You wouldn’t know it from the outside of Imam Omar Niass’s home, but the tidy brick building in the Bronx is packed to the brim. Every night nearly 70 men, newly arrived African immigrants, sleep cramped on a basement floor.
There is only one bathroom, and it can take several days to get a turn for a shower.
“I don’t care who you are or where you come from, I can’t let people sleep on the street,” he said as he walked back to the Masjid Ansaru-Deen Islamic house of worship from Kennedy International Airport, where he had picked up a group of Senegalese men.
The immigration crisis has become famous for the images of buses full of Latino immigrants deposited in cities in the northern United States. But there has been another hidden wave of people coming to New York City for years from Latin America: immigrants from Africa. Often they had been living in Brazil or Mexico, working as fishermen or as laborers.
As the Covid pandemic devastated many Latin American economies, these men headed north in hopes of entering the United States.
His arrival expands an already thriving African community that has existed for decades in New York City.
But unlike Latino immigrants, African and Caribbean immigrants have been largely overlooked.
Their plight was made clear after the humanitarian aid center set up on Randalls Island last fall was left half empty. Many of the expected arrivals, who were predominantly Venezuelan, were turned away at the border. When the news spread that the center had space, immigrants from West Africa showed up.
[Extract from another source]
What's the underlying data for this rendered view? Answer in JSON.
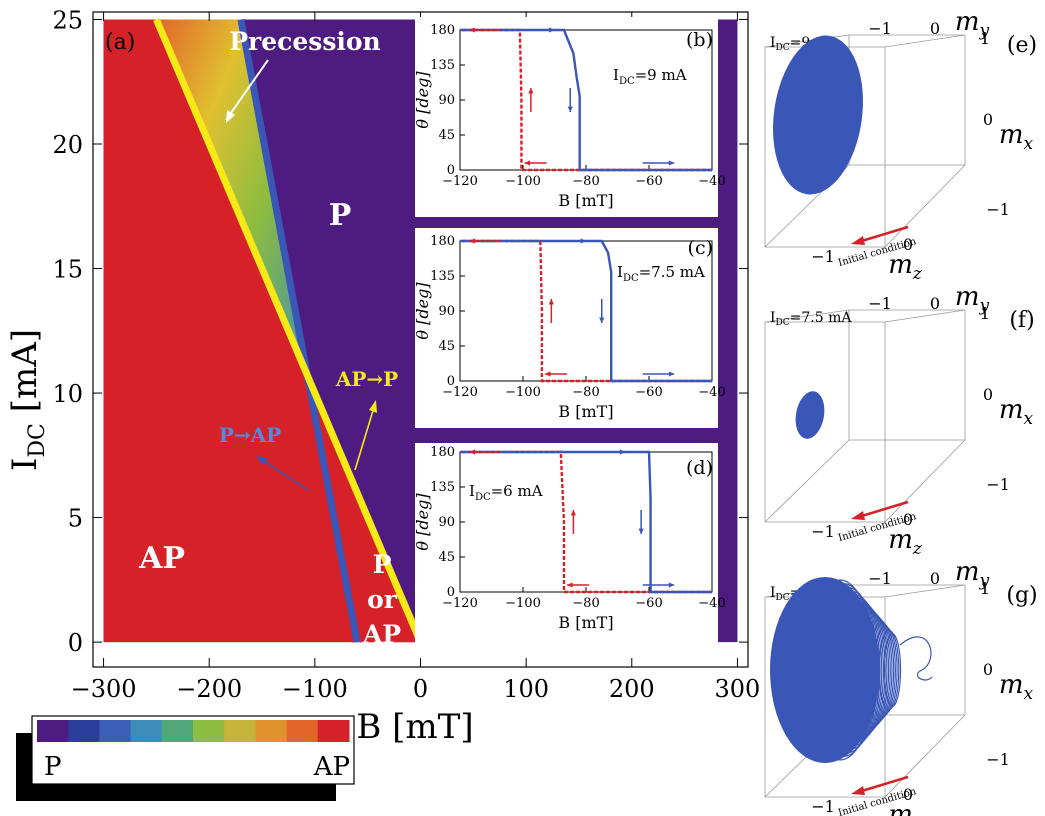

Africans tend to arrive by plane, with their tickets paid for by African community organizations, or by bus to Chinatown. Most had the name of a contact: Imam Omar.
Some 2 million African immigrants arrived in the United States in 2019, up from 600,000 in 2000, reports the Pew Research Center. New York City had about 1.1 million black immigrants from Africa and the Caribbean in 2019.
Imam Omar said that he has housed about 300 men in the past two years. When he ran out of space inside, he erected a tent in his backyard.
Mankaur Ndeaya, 32, said he spent six years in Brazil, where he obtained a visa that he said made it easier for him to enter the United States. A former air conditioning technician, he flew to Nicaragua and then took buses across Central America and Mexico to the US border.
“It was very dangerous,” he said of his trip. “I have seen two Senegalese die on this road.” Ndeaya left Dakar after the death of his wife. He has a 1 year old daughter at home.
“My dream is to work, have a better life, help my family, make a good life and help my daughter,” she said.
Ndeaya said he found a job at a pizzeria, but still shares the basement of the Imam Omar Mosque.